Marchant le long de la plage, les pas lents et la
silhouette chancelante, son esprit voyageait vers cet horizon lointain. Sans
savoir ni pourquoi ni comment, ses pensées le ramenaient incessamment à ses
premiers jours avec Olfa.
Loin des regards, à l’abri de ceux qui n’éprouvent du
plaisir qu’à gâcher celui des autres, il l’avait rejoint dans ce café distant mais
très accueillant. Elle le trouvait plus grand qu’elle ne l’imaginait, et lui la
trouvait plus jolie, mais ça ne les a pas empêché de se reconnaître dès le
premier regard.
Un doux frisson traversa leurs corps.
Deux petits baisés, et une infinité de mots échangés meublaient
cette première rencontre. Il s’est toujours trouvé incapable de saisir le sens
de ce qui était dit ce matin là. Ils
parlaient pour fuir le monde réel et échapper l’un à l’autre. Olfa évoquait son quotidien, ses
collègues de travail, ses soucis de
transport et ses problèmes avec sa mère. Elle avait vingt cinq ans, une année
de plus que lui. Dans la maison d’édition où elle travaillait, il n’y avait pas
beaucoup de choses à raconter. A part
les problèmes financiers de Lecteur Passionné
–l’éditeur-, rien ne valait la peine d’être raconter. Olfa y était comme correctrice
d’édition, et souvent elle allait au delà se permettant de donner son avis
critique sur un livre. Le boulot lui plaisait bien mais les ventes ne
reflétaient pas les ambitions du départ derrière la création du Lecteur
Passionné. Les ventes ne décollaient presque pas, et les subventions de l’état
ne suffisaient même pas à payer les frais d’entretien du local. Beaucoup de ses
collègues commençaient à fuir ce navire qui risquait de chavirer à n’importe
quel moment. Elle parlait avec une grande passion, elle décrivait son travail
comme celui dont elle a rêvé depuis son plus jeune âge. Parfois il sentait une
larme prête à tomber mais là elle s’arrêtait, détournait son regard et
commençait à balancer des banalités de son quotidien familial.

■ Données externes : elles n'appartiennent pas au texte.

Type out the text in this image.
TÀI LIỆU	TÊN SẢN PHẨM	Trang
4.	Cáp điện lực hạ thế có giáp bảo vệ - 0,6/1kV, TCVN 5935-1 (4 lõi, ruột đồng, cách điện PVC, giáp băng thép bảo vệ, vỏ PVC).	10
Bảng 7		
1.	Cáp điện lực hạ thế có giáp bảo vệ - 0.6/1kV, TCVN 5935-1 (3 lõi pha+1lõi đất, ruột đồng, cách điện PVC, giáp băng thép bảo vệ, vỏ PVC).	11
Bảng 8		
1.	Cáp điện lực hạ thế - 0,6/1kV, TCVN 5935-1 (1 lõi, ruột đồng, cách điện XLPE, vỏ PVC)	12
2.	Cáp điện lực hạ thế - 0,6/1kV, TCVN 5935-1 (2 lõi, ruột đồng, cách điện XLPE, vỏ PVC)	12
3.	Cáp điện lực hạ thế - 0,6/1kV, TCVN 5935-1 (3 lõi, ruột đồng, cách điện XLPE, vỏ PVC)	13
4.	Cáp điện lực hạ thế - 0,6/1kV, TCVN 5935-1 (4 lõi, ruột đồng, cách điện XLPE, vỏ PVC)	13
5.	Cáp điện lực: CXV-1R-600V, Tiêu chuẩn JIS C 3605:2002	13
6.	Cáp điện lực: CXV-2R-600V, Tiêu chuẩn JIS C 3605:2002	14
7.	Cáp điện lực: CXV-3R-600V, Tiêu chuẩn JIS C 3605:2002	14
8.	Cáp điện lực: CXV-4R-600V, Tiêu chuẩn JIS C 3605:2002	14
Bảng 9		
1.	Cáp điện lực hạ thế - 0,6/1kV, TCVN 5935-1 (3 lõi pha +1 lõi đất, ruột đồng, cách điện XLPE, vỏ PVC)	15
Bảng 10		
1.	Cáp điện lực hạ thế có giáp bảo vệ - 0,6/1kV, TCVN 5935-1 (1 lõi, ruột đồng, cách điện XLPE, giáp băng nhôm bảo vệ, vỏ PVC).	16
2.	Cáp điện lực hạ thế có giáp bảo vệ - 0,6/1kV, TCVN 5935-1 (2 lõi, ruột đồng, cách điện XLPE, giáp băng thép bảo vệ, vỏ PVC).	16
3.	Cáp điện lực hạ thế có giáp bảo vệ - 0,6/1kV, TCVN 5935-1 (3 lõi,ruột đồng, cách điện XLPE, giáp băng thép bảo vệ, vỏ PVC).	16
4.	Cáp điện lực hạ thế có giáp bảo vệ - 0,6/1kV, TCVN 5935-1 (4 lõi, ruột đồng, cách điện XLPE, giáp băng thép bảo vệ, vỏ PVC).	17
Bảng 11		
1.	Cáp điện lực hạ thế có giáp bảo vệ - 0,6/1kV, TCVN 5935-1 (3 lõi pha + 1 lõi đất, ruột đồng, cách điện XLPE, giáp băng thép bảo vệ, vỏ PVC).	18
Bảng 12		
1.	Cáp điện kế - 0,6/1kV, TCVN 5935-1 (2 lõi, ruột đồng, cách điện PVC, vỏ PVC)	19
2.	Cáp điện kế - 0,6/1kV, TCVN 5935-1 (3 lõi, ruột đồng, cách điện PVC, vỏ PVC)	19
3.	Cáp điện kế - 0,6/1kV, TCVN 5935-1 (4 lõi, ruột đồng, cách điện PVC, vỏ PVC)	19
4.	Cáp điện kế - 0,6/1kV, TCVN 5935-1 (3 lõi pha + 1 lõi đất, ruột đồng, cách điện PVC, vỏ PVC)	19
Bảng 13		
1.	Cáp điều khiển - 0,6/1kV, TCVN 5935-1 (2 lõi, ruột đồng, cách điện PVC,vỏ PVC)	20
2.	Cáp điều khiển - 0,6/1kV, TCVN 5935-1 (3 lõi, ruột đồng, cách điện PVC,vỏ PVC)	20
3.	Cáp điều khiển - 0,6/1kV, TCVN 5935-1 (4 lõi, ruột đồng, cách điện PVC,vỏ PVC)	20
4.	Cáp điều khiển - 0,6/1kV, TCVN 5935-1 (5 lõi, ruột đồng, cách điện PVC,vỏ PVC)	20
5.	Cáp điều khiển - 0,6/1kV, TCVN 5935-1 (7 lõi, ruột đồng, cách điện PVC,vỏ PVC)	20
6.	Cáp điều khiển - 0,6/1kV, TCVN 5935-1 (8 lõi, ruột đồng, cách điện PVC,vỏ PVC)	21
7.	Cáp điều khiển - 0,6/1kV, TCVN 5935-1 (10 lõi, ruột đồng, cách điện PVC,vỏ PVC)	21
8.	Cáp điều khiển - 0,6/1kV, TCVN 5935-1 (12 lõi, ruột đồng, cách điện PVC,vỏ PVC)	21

Lors de ce rendez vous il devait lui présenter une copie de son
ouvrage. C’était son premier roman, et il hésitait à confier ses papiers
imprimés la veille à cette inconnue. Une inconnue qui était son seule point de
contact avec le Lecteur Passionné. Son hésitation persistait malgré ce qu’elle disait
du bien de son ouvrage lui assurant que
l’idée du livre et les bouts de chapitres qu’il a envoyé au Lecteur Passionné
plaisaient bien à Mourad le fondateur et le directeur de la maison
d’édition.
Ce jour là, son manque d’expérience et les sourires
incessants d’Olfa le mettaient dans un état autre. Avec elle le monde de
l’édition paressait d’une simplicité déconcertante à condition que les gens se
remettent à lire. Elle y croyait profondément, elle voyait sans aucun moment
de doute le lendemain des livres avec
des centaines de maisons d’éditions. De tous ses mots, il ne garda que des
vagues souvenirs. Mais d’elle, de ses lèvres de ses mains, de son sourire et de
sa voix il se rappelle encore des moindres détails. C’était les premiers
battements de son cœur, c’était les premiers mots de leur histoire, c’était leur
premier jour et leur premier rêve ensemble.